4) in corso di trattamento ormonale: Numerose studi sperimentali indicano che la
deprivazione androgenica può inibire il PSA in modo indipendente rispetto al blocco
della crescita cellulare. Queste informazioni hanno un’influenza non critica
sull’utilizzo clinico del PSA come marcatore.
Infatti, il PSA rimane un ottimo
indicatore di risposta alla terapia (risposta completa, risposta parziale, stabilità o
progressione.

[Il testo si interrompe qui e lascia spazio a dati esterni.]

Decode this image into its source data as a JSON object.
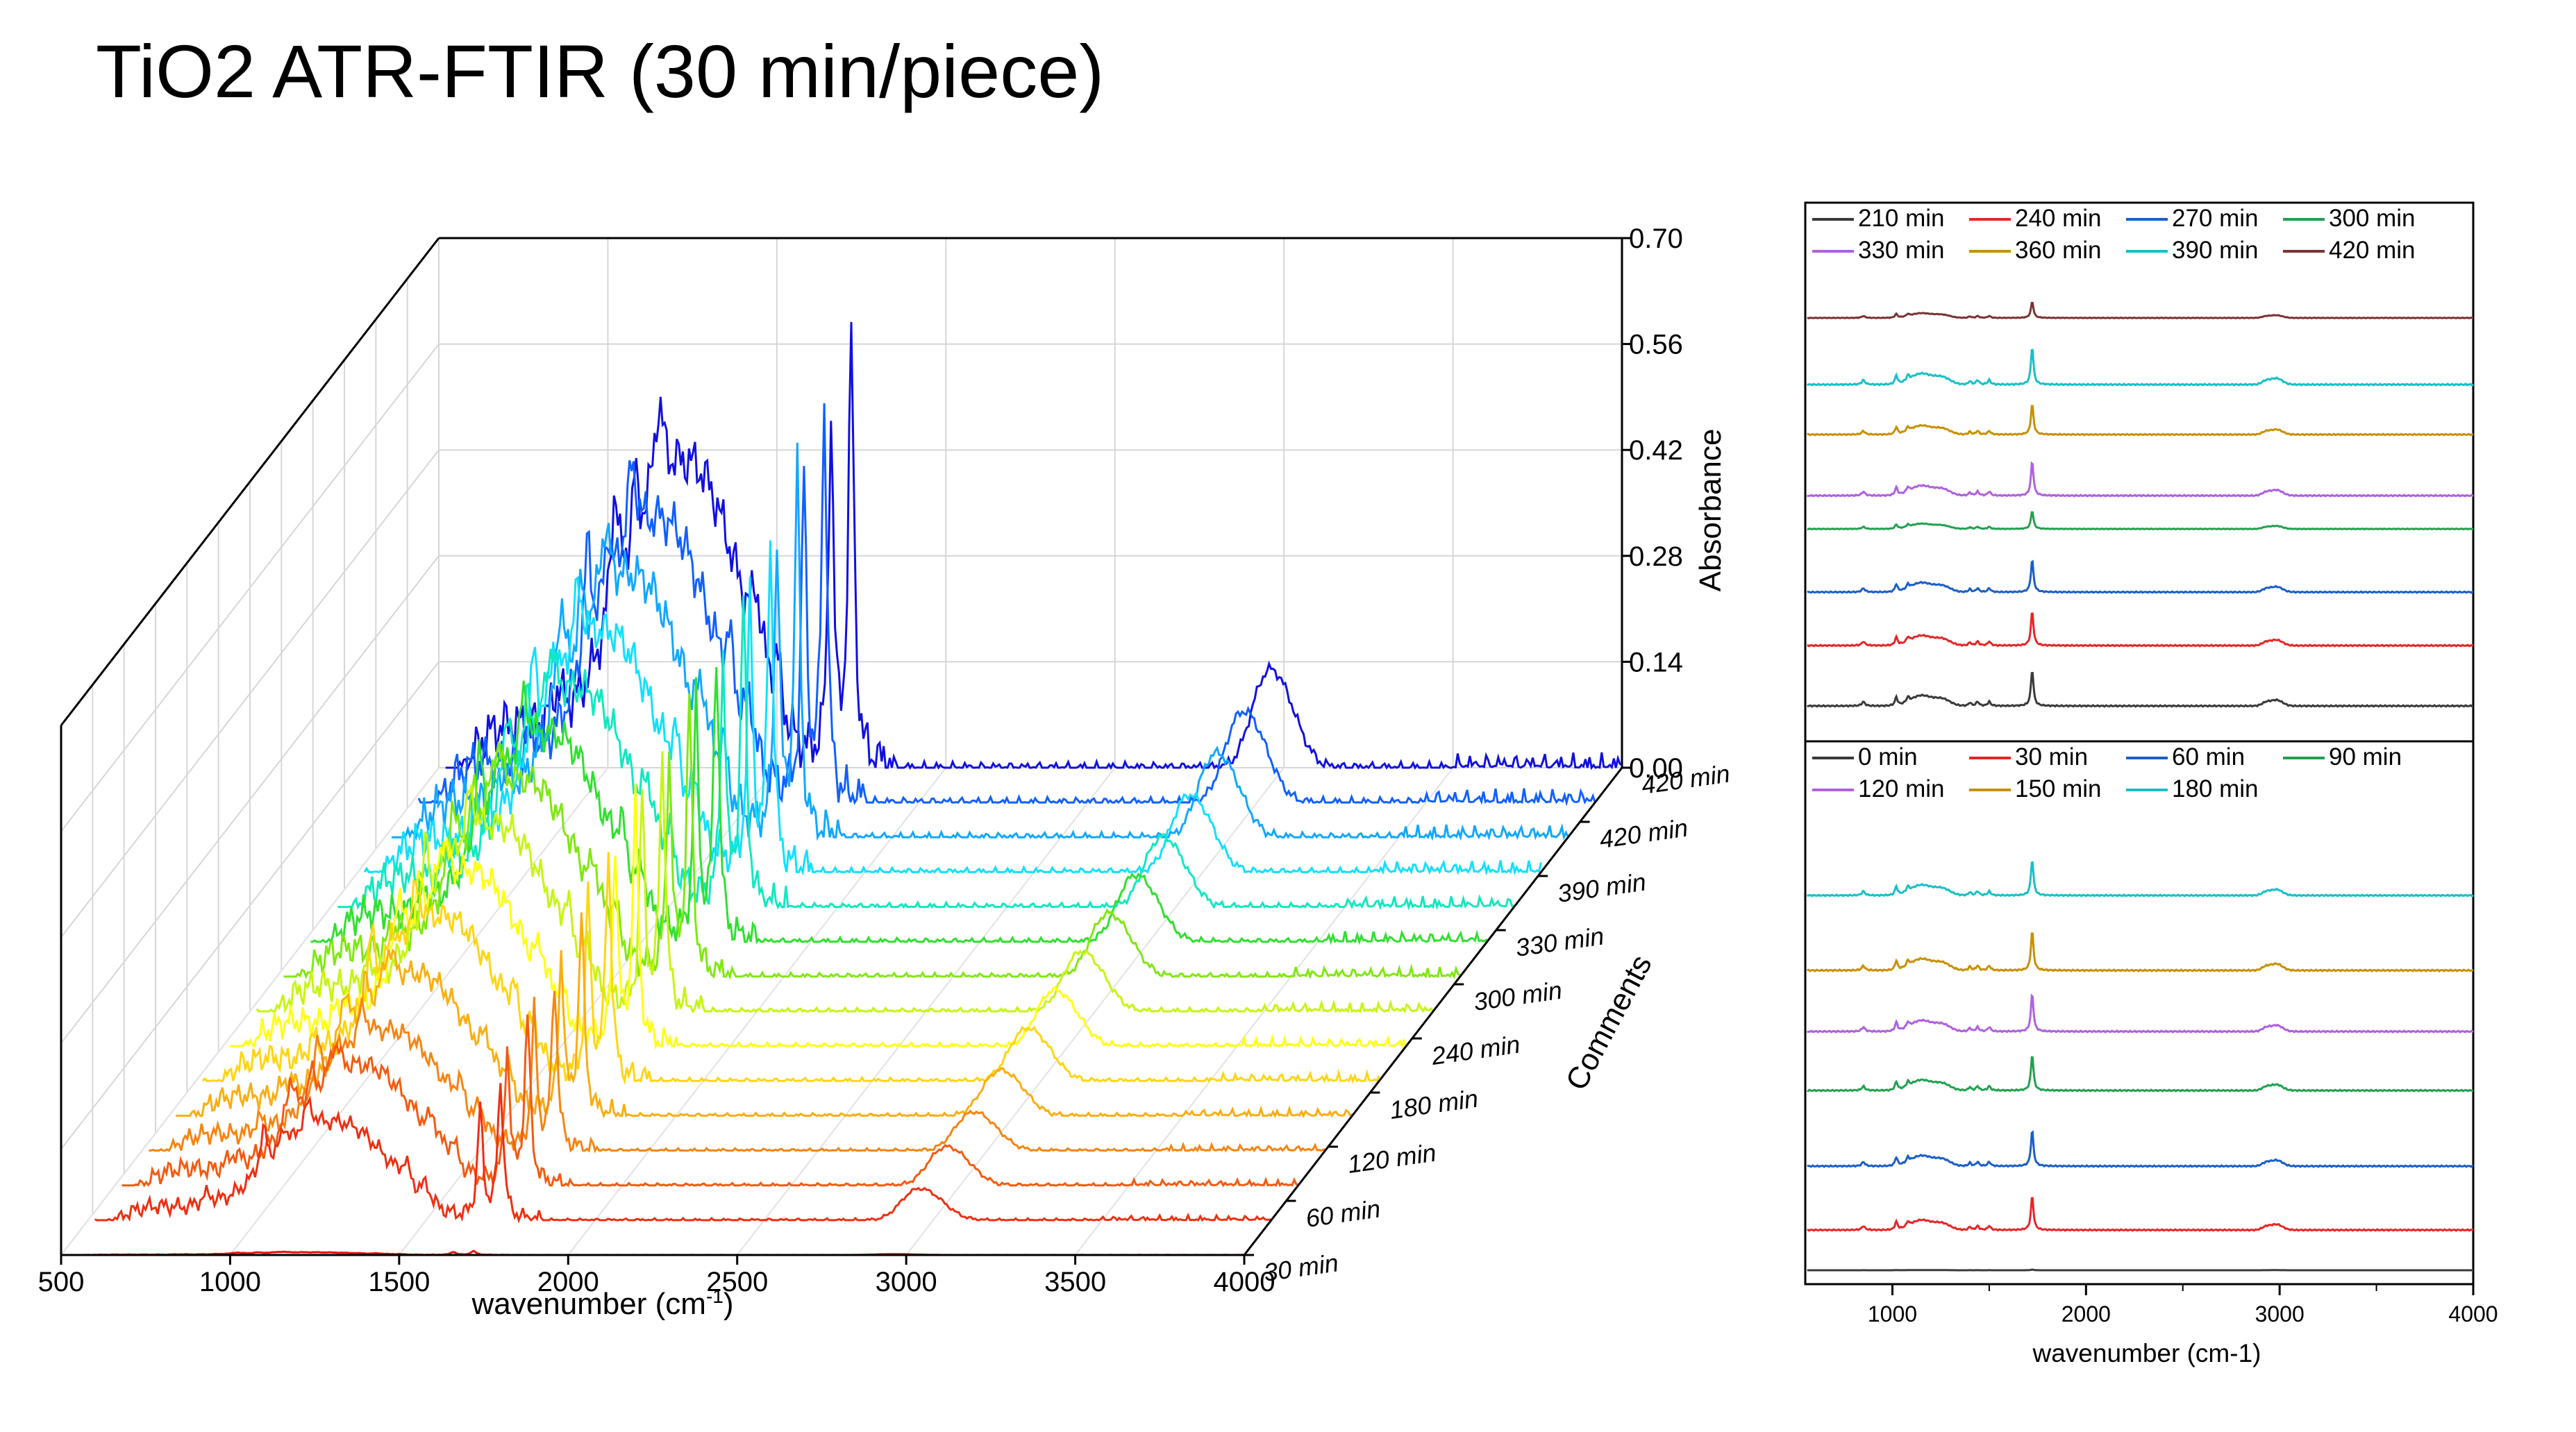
{
  "page": {
    "title": "TiO2 ATR-FTIR (30 min/piece)"
  },
  "chart_data": [
    {
      "type": "waterfall-3d-line",
      "title": "TiO2 ATR-FTIR (30 min/piece)",
      "xlabel": "wavenumber (cm-1)",
      "xlabel_parts": {
        "base": "wavenumber (cm",
        "sup": "-1",
        "end": ")"
      },
      "zlabel": "Absorbance",
      "ylabel": "Comments",
      "xlim": [
        500,
        4000
      ],
      "zlim": [
        0,
        0.7
      ],
      "x_ticks": [
        "500",
        "1000",
        "1500",
        "2000",
        "2500",
        "3000",
        "3500",
        "4000"
      ],
      "z_ticks": [
        "0.00",
        "0.14",
        "0.28",
        "0.42",
        "0.56",
        "0.70"
      ],
      "y_ticks": [
        "30 min",
        "60 min",
        "120 min",
        "180 min",
        "240 min",
        "300 min",
        "330 min",
        "390 min",
        "420 min",
        "420 min"
      ],
      "series_times_min": [
        0,
        30,
        60,
        90,
        120,
        150,
        180,
        210,
        240,
        270,
        300,
        330,
        360,
        390,
        420
      ],
      "series_colors": [
        "#e81010",
        "#ef2f10",
        "#f45a10",
        "#f78410",
        "#fbad10",
        "#ffd510",
        "#ffff10",
        "#c6f510",
        "#7fe810",
        "#30e030",
        "#10e8c0",
        "#10e0ff",
        "#10a8ff",
        "#1060ff",
        "#1010e0"
      ],
      "series_peak_heights": [
        0.005,
        0.18,
        0.22,
        0.22,
        0.26,
        0.3,
        0.32,
        0.34,
        0.36,
        0.38,
        0.4,
        0.44,
        0.48,
        0.52,
        0.56
      ]
    },
    {
      "type": "line",
      "panel": "top-right",
      "xlabel": "wavenumber (cm-1)",
      "xlim": [
        550,
        4000
      ],
      "legend": [
        {
          "label": "210 min",
          "color": "#3a3a3a"
        },
        {
          "label": "240 min",
          "color": "#e62626"
        },
        {
          "label": "270 min",
          "color": "#1a5fc8"
        },
        {
          "label": "300 min",
          "color": "#22a050"
        },
        {
          "label": "330 min",
          "color": "#b060e0"
        },
        {
          "label": "360 min",
          "color": "#c89000"
        },
        {
          "label": "390 min",
          "color": "#18c0c8"
        },
        {
          "label": "420 min",
          "color": "#7a3232"
        }
      ],
      "series_amplitude": [
        1.0,
        0.95,
        0.9,
        0.5,
        0.95,
        0.85,
        1.05,
        0.45
      ]
    },
    {
      "type": "line",
      "panel": "bottom-right",
      "xlabel": "wavenumber (cm-1)",
      "xlim": [
        550,
        4000
      ],
      "x_ticks": [
        "1000",
        "2000",
        "3000",
        "4000"
      ],
      "legend": [
        {
          "label": "0 min",
          "color": "#3a3a3a"
        },
        {
          "label": "30 min",
          "color": "#e62626"
        },
        {
          "label": "60 min",
          "color": "#1a5fc8"
        },
        {
          "label": "90 min",
          "color": "#22a050"
        },
        {
          "label": "120 min",
          "color": "#b060e0"
        },
        {
          "label": "150 min",
          "color": "#c89000"
        },
        {
          "label": "180 min",
          "color": "#18c0c8"
        }
      ],
      "series_amplitude": [
        0.02,
        0.95,
        1.0,
        1.0,
        1.05,
        1.1,
        1.0
      ]
    }
  ]
}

Pur non essendo disponibili ancora algoritmi d’interpretazione
standardizzati, si può concordare sui seguenti punti:
a) Se il PSA raggiunge valori prossimi allo zero, la durata della risposta è
maggiore (fattore prognostico favorevole);
b) La rapidità della riduzione dei valori di PSA è un indice prognostico
favorevole;
c) La progressione è altamente improbabile finché il PSA rimane ai valori di
nadir raggiunti con la terapia;
d) Nei pazienti con PSA stabilmente ai livelli di nadir la scintigrafia ossea e gli
altri esami strumentali (inclusa PET-TC colina) sono superflui (essendo molto poco
probabile, anche se non impossibile, che la progressione di malattia avvenga senza
un concomitante rialzo anche del PSA, possono fare eccezione le forme di alto
grado).
5) in corso di chemioterapia: l’utilizzo del PSA come indice di risposta al trattamento
deve essere sempre considerato con molta attenzione: sono infatti note oscillazioni
del marcatore in corso di trattamento indipendenti dall’evoluzione della malattia, ma
correlate all’effetto dei farmaci citotossici stessi sulla produzione del PSA.
Fenomeno interessante è il così detto “PSA surge syndrome” e che potrebbe
generare dubbi nella gestione clinico-terapeutica del paziente.
Conclusioni:
Non esistendo una prevenzione primaria specifica per il tumore della prostata anche se
sono note alcune utili regole comportamentali che possono essere incluse nella vita di tutti
i giorni: aumentare il consumo di frutta, verdura e cereali integrali e ridurre quello di
carne rossa, soprattutto se grassa o troppo cotta, e di cibi ricchi di grassi insaturi.
È buona regola inoltre mantenere il proprio peso nella norma e mantenersi in forma
facendo ogni giorno attività fisica - senza esagerare, è sufficiente mezz'ora al giorno,
anche solo una camminata.
La prevenzione secondaria consiste nel rivolgersi al medico ed eventualmente nel
sottoporsi ogni anno a una visita urologica, se si ha familiarità per la malattia o se sono
presenti fastidi urinari. In ogni caso eseguire un controllo urologico, dopo i 50 anni e nei
soggetti non a rischio è raccomandabile.